Concern that acts of animal abuse are connected with or are predictors of domestic violence prompted a number of specific research studies in the 1990s. This early work focused on describing interviews with women in battered women’s shelters and highlighted the frequency with which women reported abuse of pets by their partners. The interviews documented a high rate of pet abuse and appeared to indicate that animal abuse in the home and concern for pets affected if and when a woman sought assistance at a shelter—particularly because shelters did not normally accept pets.
As more attention was given to animal abuse and its impact in the context of domestic violence assaults, additional studies were undertaken. Frank Ascione discussed the limitations of some of these past studies in his article, “Emerging Research on Animal Abuse as a Risk Factor for Intimate Partner Violence” in the Civic Research Institute’s 2007 publication, Intimate Partner Violence. He noted that although twelve different studies found (1) a high rate of pet ownership by domestic violence victims in shelters, (2) a substantial rate of children’s exposure to pet abuse, and (3) clear indications that domestic violence victims’ concern for pets affected their decision to stay in or leave a relationship with a batterer, more research is needed that includes women in domestic violence situations who have not chosen to go to a shelter, in addition to women in shelters. In response to the concern expressed by battered women for their pets, many areas developed “safe haven” programs for free fostering of pets of victims of domestic violence. Anchorage is currently the only area in Alaska with a “safe haven” program. It is administered by Friends of Pets, a local nonprofit animal welfare group, in collaboration with the Abused Women’s Aid in Crisis (AWAIC) shelter. Another local nonprofit, the Eva Foundation Pet’s Program, provides post-shelter transition services to domestic violence victims and their pets.
In addition, since 2006 ten states have enacted domestic violence protective orders covering pets: California, Colorado, Connecticut, Illinois, Louisiana, Maine, Nevada, New York, Tennessee, and Vermont.
Research involving a larger sample population of women was reported by Ascione, et al. in 2007 in Violence Against Women, “Battered Pets and Domestic Violence: Animal Abuse Reported by Women Experiencing Intimate Partner Violence and Nonabused Women.” The findings of this study agreed with earlier research about the high rate of pet abuse reported by victims of intimate partner violence (IPV). Responses showed that women in domestic violence shelters were nearly 11 times more likely to report that their partner had engaged in pet abuse than women who said they had not experienced intimate partner violence. This study again stressed the need for further research on co-occurring pet abuse and IPV with larger and more diverse populations, i.e., urban, suburban, and rural victims of intimate partner violence, as well as non-victims of IPV.

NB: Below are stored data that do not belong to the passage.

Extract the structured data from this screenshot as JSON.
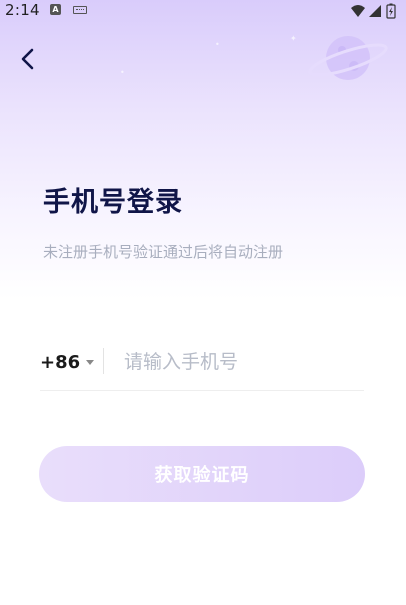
{
  "status_bar": {
    "time": "2:14",
    "notification_badge": "A",
    "icons": [
      "a-notification-icon",
      "keyboard-icon",
      "wifi-icon",
      "signal-icon",
      "battery-icon"
    ]
  },
  "header": {
    "back_icon": "chevron-left-icon",
    "decoration_icon": "planet-icon"
  },
  "login": {
    "title": "手机号登录",
    "subtitle": "未注册手机号验证通过后将自动注册",
    "country_code": "+86",
    "phone_placeholder": "请输入手机号",
    "phone_value": "",
    "submit_label": "获取验证码"
  },
  "colors": {
    "title": "#101548",
    "subtitle": "#a8aebe",
    "accent_light": "#e9defb",
    "accent": "#dccdfa",
    "background_top": "#d9ccfb"
  }
}
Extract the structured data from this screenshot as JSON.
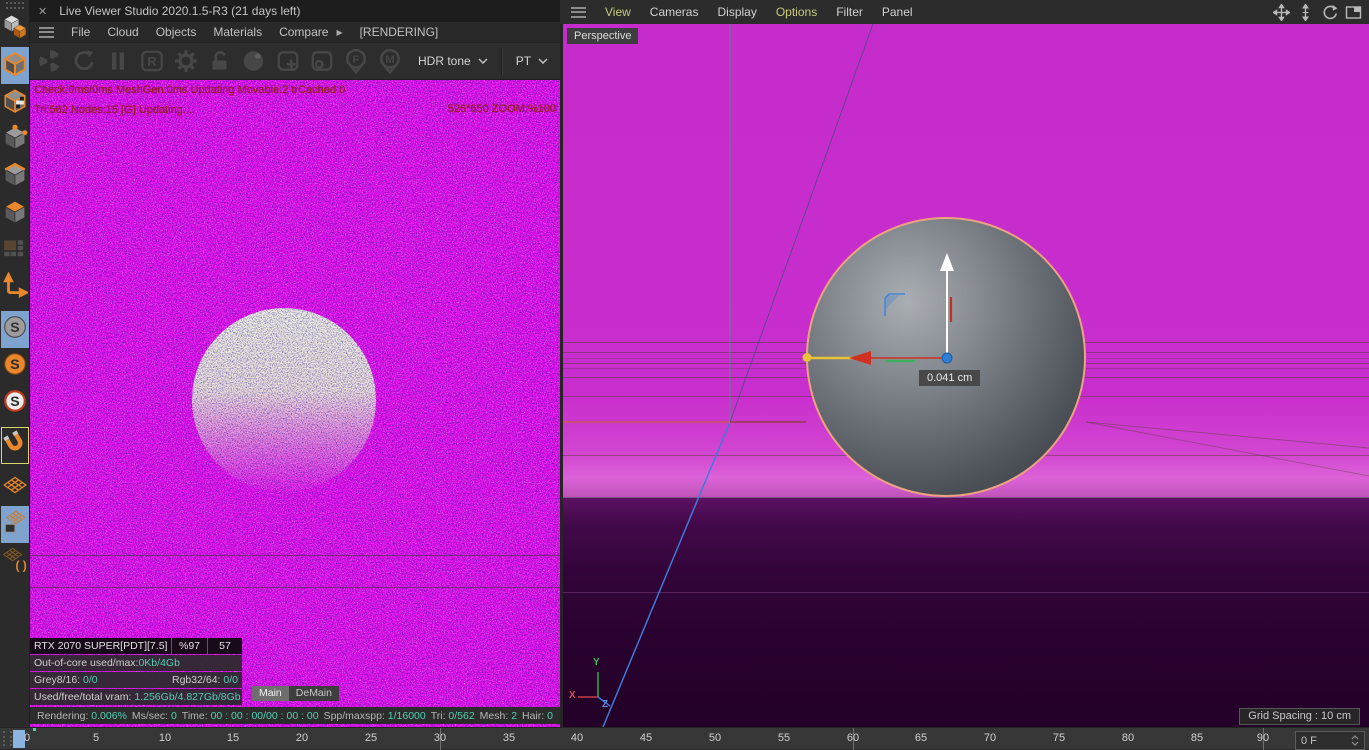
{
  "left_palette": {
    "items": [
      {
        "name": "make-editable"
      },
      {
        "name": "model-mode"
      },
      {
        "name": "texture-mode"
      },
      {
        "name": "points-mode"
      },
      {
        "name": "edges-mode"
      },
      {
        "name": "polygons-mode"
      },
      {
        "name": "uv-mode-disabled"
      },
      {
        "name": "enable-axis"
      },
      {
        "name": "snap-gray"
      },
      {
        "name": "snap-orange"
      },
      {
        "name": "snap-white"
      },
      {
        "name": "magnet-snap"
      },
      {
        "name": "workplane"
      },
      {
        "name": "lock-workplane"
      },
      {
        "name": "workplane-mode"
      }
    ]
  },
  "live_viewer": {
    "title": "Live Viewer Studio 2020.1.5-R3 (21 days left)",
    "close_glyph": "✕",
    "menu_items": [
      "File",
      "Cloud",
      "Objects",
      "Materials",
      "Compare",
      "[RENDERING]"
    ],
    "submenu_arrow_glyph": "▶",
    "toolbar_icons": [
      "octane-fan",
      "refresh",
      "pause",
      "restart-render",
      "settings-gear",
      "lock-resolution",
      "render-ball",
      "add-region",
      "pick-region",
      "focus-pick",
      "material-pick"
    ],
    "hdr_dropdown": "HDR tone",
    "mode_dropdown": "PT",
    "render": {
      "stats_line1": "Check:0ms/0ms MeshGen:0ms Updating Movable:2 trCached:0",
      "stats_line2": "Tri:562 Nodes:15  [G] Updating....",
      "zoom_info": "526*650 ZOOM:%100"
    },
    "gpu_panel": {
      "gpu": "RTX 2070 SUPER[PDT][7.5]",
      "load": "%97",
      "temp": "57",
      "rows": [
        {
          "label": "Out-of-core used/max:",
          "value": "0Kb/4Gb"
        },
        {
          "label": "Grey8/16:",
          "value": "0/0",
          "label2": "Rgb32/64:",
          "value2": "0/0"
        },
        {
          "label": "Used/free/total vram:",
          "value": "1.256Gb/4.827Gb/8Gb"
        }
      ]
    },
    "tabs": [
      {
        "label": "Main"
      },
      {
        "label": "DeMain"
      }
    ],
    "status_bar": [
      {
        "label": "Rendering:",
        "value": "0.006%"
      },
      {
        "label": "Ms/sec:",
        "value": "0"
      },
      {
        "label": "Time:",
        "value": "00 : 00 : 00/00 : 00 : 00"
      },
      {
        "label": "Spp/maxspp:",
        "value": "1/16000"
      },
      {
        "label": "Tri:",
        "value": "0/562"
      },
      {
        "label": "Mesh:",
        "value": "2"
      },
      {
        "label": "Hair:",
        "value": "0"
      }
    ]
  },
  "viewport": {
    "menu_items": [
      {
        "label": "View"
      },
      {
        "label": "Cameras"
      },
      {
        "label": "Display"
      },
      {
        "label": "Options"
      },
      {
        "label": "Filter"
      },
      {
        "label": "Panel"
      }
    ],
    "nav_icons": [
      "pan",
      "dolly",
      "rotate",
      "toggle-layout"
    ],
    "view_label": "Perspective",
    "move_tooltip": "0.041 cm",
    "grid_spacing": "Grid Spacing : 10 cm",
    "axis_labels": {
      "x": "X",
      "y": "Y",
      "z": "Z"
    }
  },
  "timeline": {
    "marks": [
      "0",
      "5",
      "10",
      "15",
      "20",
      "25",
      "30",
      "35",
      "40",
      "45",
      "50",
      "55",
      "60",
      "65",
      "70",
      "75",
      "80",
      "85",
      "90"
    ],
    "frame_value": "0 F"
  },
  "colors": {
    "render_magenta": "#ee10ee",
    "viewport_magenta": "#c52bca",
    "floor_purple": "#2e0334",
    "teal_value": "#52d0b4",
    "sphere_outline": "#eca37e",
    "highlight_blue": "#7fa3cf"
  }
}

Catherine Simmons and Peter Lehman addressed some of these issues in a 2007 Journal of Interpersonal Violence article, “Exploring the Link Between Pet Abuse and Controlling Behaviors in Violent Relationships.” In their study of 1,283 women who owned pets and were sheltered at an urban domestic violence center in Texas between 1998 and 2002, they concluded that “[m]en who abuse the family pet appear to be more dangerous than men who do not.” The authors did not find that pet abuse was always a form of controlling behavior in incidents of domestic violence assault. However, they did conclude:
Despite the limitations of this study, it is clear that animal cruelty is an important factor for domestic violence workers to address in assessment and treatment of both victim and perpetrator populations. Batterers who also abuse their pets are both more controlling and use more dangerous forms of violence than batterers who do not. Therefore, addressing whether pet abuse has occurred in the home can help workers in the domestic violence field better understand the behavior of the batterer and the overall risk they present to their partner.
Animal abuse is one factor in the complex dynamic of intimate partner violence, and can be used by law enforcement and domestic violence advocates in assessing risk. In 2008, the Anchorage Police Department (APD) began a program to target animal abuse and to look at its connection to domestic violence. Detective Jackie Conn was assigned as the liaison to the Anchorage Animal Care and Control Center and received training from the Law Enforcement Training Institute National Cruelty Investigations School and from the First Strike program developed by the Humane Society of the United States to raise awareness about the connection between animal cruelty and other violent crime. Detective Conn now trains APD personnel in recognizing animal abuse, and relating it to the possible presence of other types of abuse in the home. She works closely with Alaska Department of Law Assistant District Attorney Joan Wilson who is regularly assigned the prosecution of animal abuse cases. For the period 2002–2009, 121 misdemeanor animal cruelty cases under Alaska Statute 11.61.140 and 11.61.145 were referred and 94 prosecuted. During the same period, one felony case was referred and prosecuted. Case statistics are also being compiled to better understand the relationship between domestic violence and animal abuse.